A: Sometimes your method is much faster. For  the golden ratio $\tau=\frac{1+\sqrt5}{2},$ the Euclidean algorithm gives all quotients $1$ so $[1,1,1,1,1,1,\cdots]$. Your method gives $<1, 2, 4, 17, 19, 5777, 5779, 192900153617, 192900153619, \cdots>$ where the terms after the first appear to come in pairs $\lceil \tau^{2\cdot3^j} \rceil-1,\lceil \tau^{2\cdot3^j} \rceil+1$. 

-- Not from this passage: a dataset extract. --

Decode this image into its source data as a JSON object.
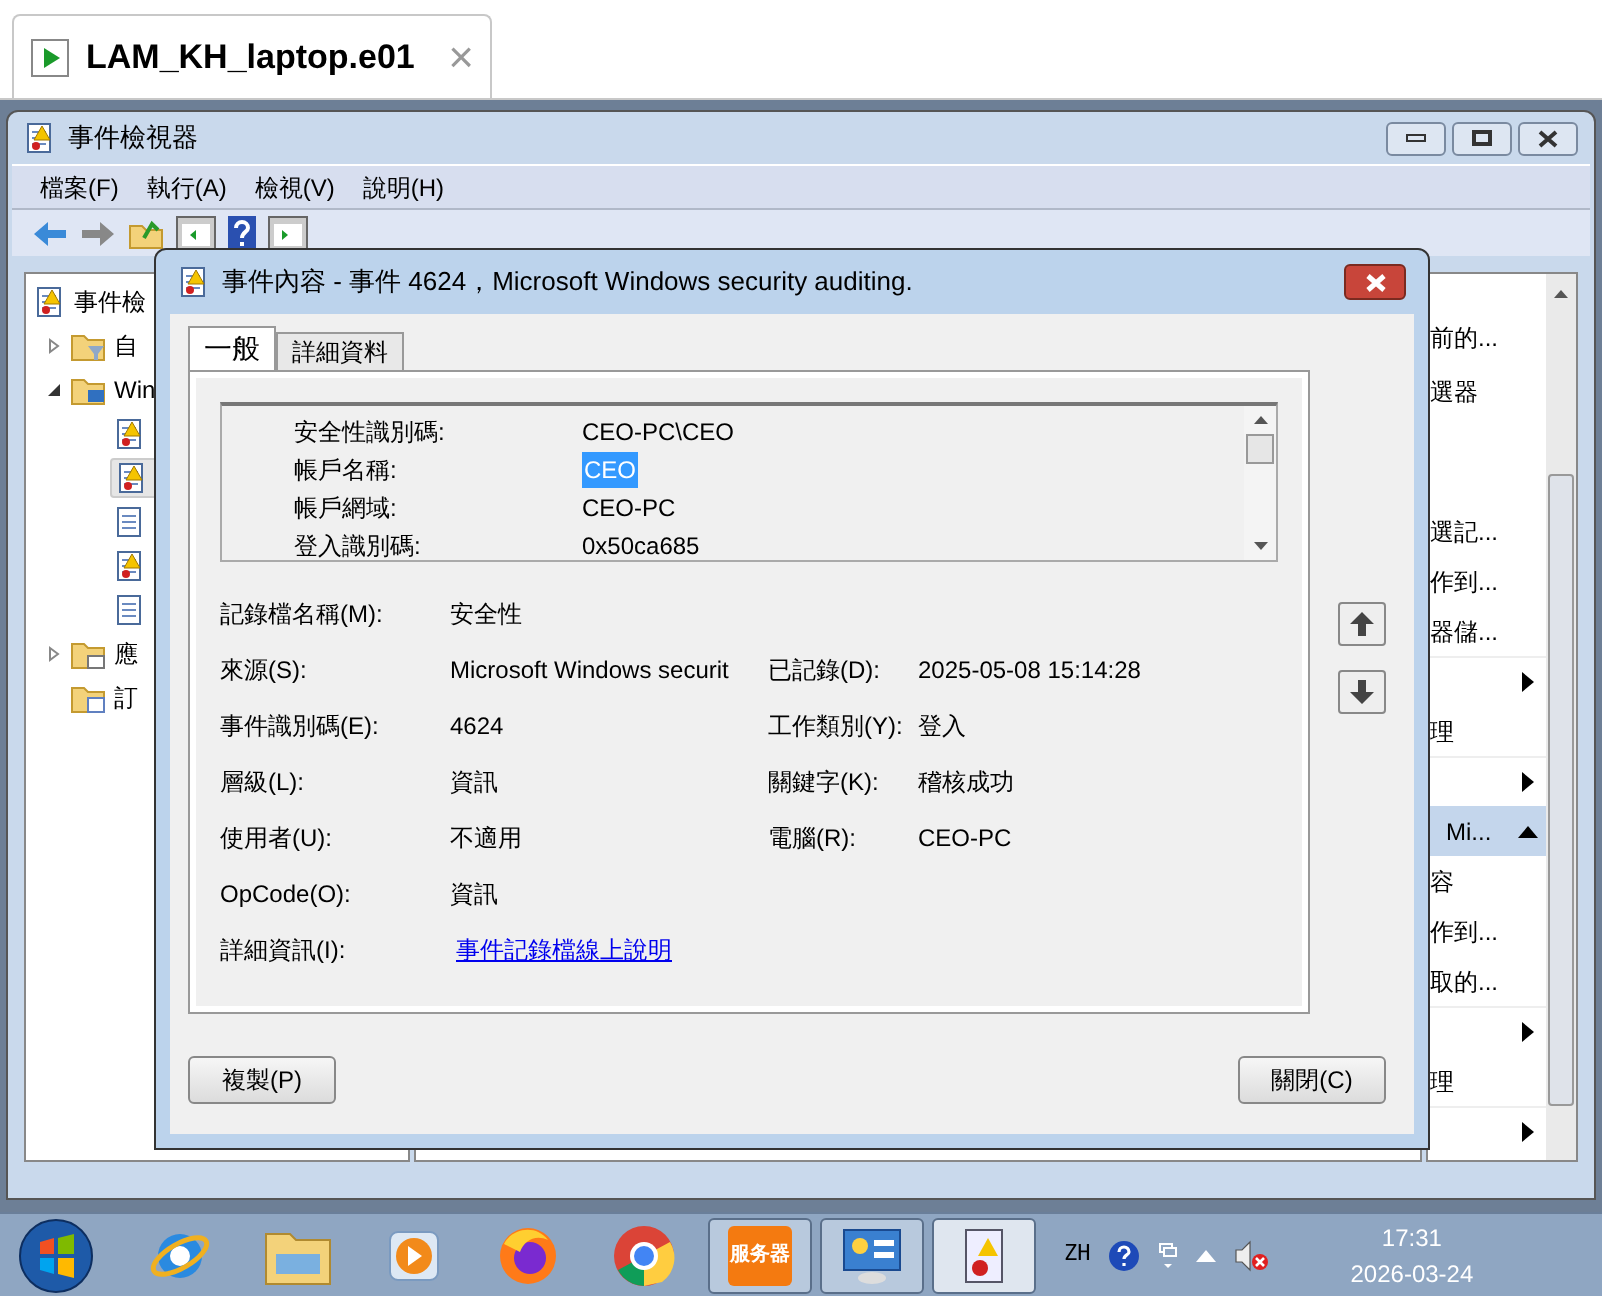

So taking $b,a$ to be successive Fibonacci numbers can sometimes give a large  advantage to your method. Actually a ratio of $\tau+1$ is slightly more dramatic.  By my calculations $b,a=F_{53},F_{51}=86267571272, 32951280099$ gives $6$ terms $<2,4,17,19,5777,5779>$ vs $51$ terms $[2,1,1,\cdots,1,2]$. 
At the other extreme, the Euclidean algorithm gives $[n-1,1,L-1]$ for $\frac{nL-1}{L}.$ It would appear that taking $L=\frac{\mathop{lcm}(1,2,\cdots,n)}{n}$ requires $n-2$ terms for your method. Hence with $n=12$ and $L=2310$ one has for $\frac{27719}{2310}$ the expansions 
$[11,1,2309]$ vs $<11, 12, 2519, 2771, 3079, 3464, 3959, 4619, 5543, 6929>.$
A: Let me point out that PEA is sometimes considerably "better" and more "to the point" than Fibonacci-Sylvester (see here):
By FS:
$$\frac{5}{91} = \frac{1}{19} + \frac{1}{433} + \frac{1}{249553} + \frac{1}{93414800161} + \frac{1}{17452649778145716451681}$$
$$\frac{5}{121} = \frac{1}{25} + \frac{1}{757} + \frac{1}{763309} + \frac{1}{873960180913} + \frac{1}{1527612795642093418846225}$$
By PEA:
$$\frac{5}{91} = \frac{1}{18} - \frac{1}{1638}$$
$$\frac{5}{121} = \frac{1}{24} - \frac{1}{2904}$$
The claim that PEA is "basically equivalent to the Greedy algorithm" which in turn is "almost the Fibonacci-Sylvester Algorithm" needs further explanation.